Nuclear site in Lancashire, England

Springfields is a nuclear fuel production installation in Salwick, near Preston in Lancashire, England. The site is currently operated by Springfields Fuels Limited, under the management of Westinghouse Electric UK Limited, on a 150-year lease from the Nuclear Decommissioning Authority. Since its conversion from a munitions factory in 1946, it has previously been operated and managed by a number of different organisations including the United Kingdom Atomic Energy Authority and British Nuclear Fuels. Fuel products are produced for the UK's nuclear power stations and for international customers.

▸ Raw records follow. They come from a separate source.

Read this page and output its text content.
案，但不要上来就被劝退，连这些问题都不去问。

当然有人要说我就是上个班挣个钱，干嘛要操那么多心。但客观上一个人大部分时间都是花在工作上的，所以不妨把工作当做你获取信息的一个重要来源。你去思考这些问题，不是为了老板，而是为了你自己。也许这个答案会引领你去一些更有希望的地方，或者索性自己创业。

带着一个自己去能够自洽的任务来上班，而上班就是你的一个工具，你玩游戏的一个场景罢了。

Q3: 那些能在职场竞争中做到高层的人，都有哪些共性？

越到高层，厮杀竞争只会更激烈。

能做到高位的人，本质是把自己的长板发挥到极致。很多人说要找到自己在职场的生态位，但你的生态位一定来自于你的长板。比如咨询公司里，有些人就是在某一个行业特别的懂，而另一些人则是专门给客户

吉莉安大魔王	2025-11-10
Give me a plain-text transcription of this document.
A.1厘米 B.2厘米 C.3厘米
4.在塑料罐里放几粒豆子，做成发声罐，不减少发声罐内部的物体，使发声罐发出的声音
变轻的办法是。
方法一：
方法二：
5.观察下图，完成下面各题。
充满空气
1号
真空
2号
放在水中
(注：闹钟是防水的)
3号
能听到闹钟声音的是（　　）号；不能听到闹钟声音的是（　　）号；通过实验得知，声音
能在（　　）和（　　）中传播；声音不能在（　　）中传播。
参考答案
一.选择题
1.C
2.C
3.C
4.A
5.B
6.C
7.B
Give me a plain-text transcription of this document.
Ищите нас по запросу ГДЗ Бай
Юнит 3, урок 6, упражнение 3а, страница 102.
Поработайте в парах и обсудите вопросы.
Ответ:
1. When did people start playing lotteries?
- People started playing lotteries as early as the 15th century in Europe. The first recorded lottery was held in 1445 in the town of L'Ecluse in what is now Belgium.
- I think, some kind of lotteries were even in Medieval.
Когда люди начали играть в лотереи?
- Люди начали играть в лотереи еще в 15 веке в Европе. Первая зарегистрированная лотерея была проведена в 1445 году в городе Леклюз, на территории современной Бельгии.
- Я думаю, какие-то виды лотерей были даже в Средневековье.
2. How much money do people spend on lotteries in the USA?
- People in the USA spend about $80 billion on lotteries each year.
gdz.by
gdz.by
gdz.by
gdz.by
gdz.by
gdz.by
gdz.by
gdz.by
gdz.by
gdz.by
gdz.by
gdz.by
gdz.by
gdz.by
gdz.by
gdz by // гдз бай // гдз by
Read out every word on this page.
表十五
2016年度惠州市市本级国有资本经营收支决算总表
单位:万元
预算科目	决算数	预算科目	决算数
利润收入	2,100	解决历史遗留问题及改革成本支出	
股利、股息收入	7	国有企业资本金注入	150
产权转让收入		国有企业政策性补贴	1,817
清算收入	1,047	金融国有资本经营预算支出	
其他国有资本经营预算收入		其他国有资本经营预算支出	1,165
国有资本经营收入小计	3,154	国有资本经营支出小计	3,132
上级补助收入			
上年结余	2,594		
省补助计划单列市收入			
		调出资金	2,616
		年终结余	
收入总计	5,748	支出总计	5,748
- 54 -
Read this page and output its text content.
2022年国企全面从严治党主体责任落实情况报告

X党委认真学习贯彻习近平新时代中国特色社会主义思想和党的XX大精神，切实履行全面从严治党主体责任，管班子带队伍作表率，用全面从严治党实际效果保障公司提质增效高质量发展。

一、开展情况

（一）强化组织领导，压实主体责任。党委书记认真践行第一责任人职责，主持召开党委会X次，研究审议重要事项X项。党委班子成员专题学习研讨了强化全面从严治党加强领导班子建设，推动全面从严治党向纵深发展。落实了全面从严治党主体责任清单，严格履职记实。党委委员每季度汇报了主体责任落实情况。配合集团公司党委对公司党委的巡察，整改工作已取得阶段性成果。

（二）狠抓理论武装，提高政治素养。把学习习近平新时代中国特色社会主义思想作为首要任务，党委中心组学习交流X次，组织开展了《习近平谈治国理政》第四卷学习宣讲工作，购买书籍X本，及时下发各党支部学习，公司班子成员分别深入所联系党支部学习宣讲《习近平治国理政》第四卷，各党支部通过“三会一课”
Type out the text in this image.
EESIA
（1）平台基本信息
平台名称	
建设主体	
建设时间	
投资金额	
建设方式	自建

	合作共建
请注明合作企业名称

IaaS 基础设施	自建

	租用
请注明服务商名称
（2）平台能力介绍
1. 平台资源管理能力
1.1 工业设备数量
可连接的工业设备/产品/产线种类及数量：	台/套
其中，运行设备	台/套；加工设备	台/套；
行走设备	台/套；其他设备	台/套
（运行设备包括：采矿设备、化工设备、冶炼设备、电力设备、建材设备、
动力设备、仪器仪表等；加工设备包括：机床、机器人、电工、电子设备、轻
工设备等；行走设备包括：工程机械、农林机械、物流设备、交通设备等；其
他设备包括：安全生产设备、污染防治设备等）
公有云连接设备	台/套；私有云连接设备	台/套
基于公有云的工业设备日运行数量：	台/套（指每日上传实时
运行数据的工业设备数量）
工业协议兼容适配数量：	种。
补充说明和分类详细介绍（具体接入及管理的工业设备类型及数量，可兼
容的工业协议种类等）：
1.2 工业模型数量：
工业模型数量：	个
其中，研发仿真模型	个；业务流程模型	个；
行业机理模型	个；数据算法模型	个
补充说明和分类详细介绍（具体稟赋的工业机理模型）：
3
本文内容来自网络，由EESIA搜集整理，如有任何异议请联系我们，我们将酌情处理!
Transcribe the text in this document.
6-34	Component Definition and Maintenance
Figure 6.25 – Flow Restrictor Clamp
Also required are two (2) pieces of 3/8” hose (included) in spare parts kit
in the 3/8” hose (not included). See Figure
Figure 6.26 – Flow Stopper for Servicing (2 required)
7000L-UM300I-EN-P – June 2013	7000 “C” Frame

==Activities on the site==
The site has been making nuclear fuels since the mid-1940s. The site is notable for being the first nuclear plant in the world to produce Magnox fuel for a commercial power station (Calder Hall).

The four main activities carried out on the site are:
- Production of oxide fuels for advanced gas-cooled and light water reactors, as well as intermediate fuel products (uranium dioxide powders, granules, and pellets)
- Production of uranium hexafluoride, or "hex"
- Processing of fuel-cycle residues
- Decommissioning and demolition of redundant plants and buildings

At its peak the site employed 4000 people, but reduced demand and increased automation saw this fall to about 800 by 2020.

In December 2022 Westinghouse received a £13 million grant from the UK government to explore the development of Uranium Conversion Services at the site.

==Future of the plant==
Decommissioning activities have so far resulted in 87 buildings on the site having been fully demolished. A Clean Energy Technology Park (CETP) has been set up to encourage new companies to operate on the site.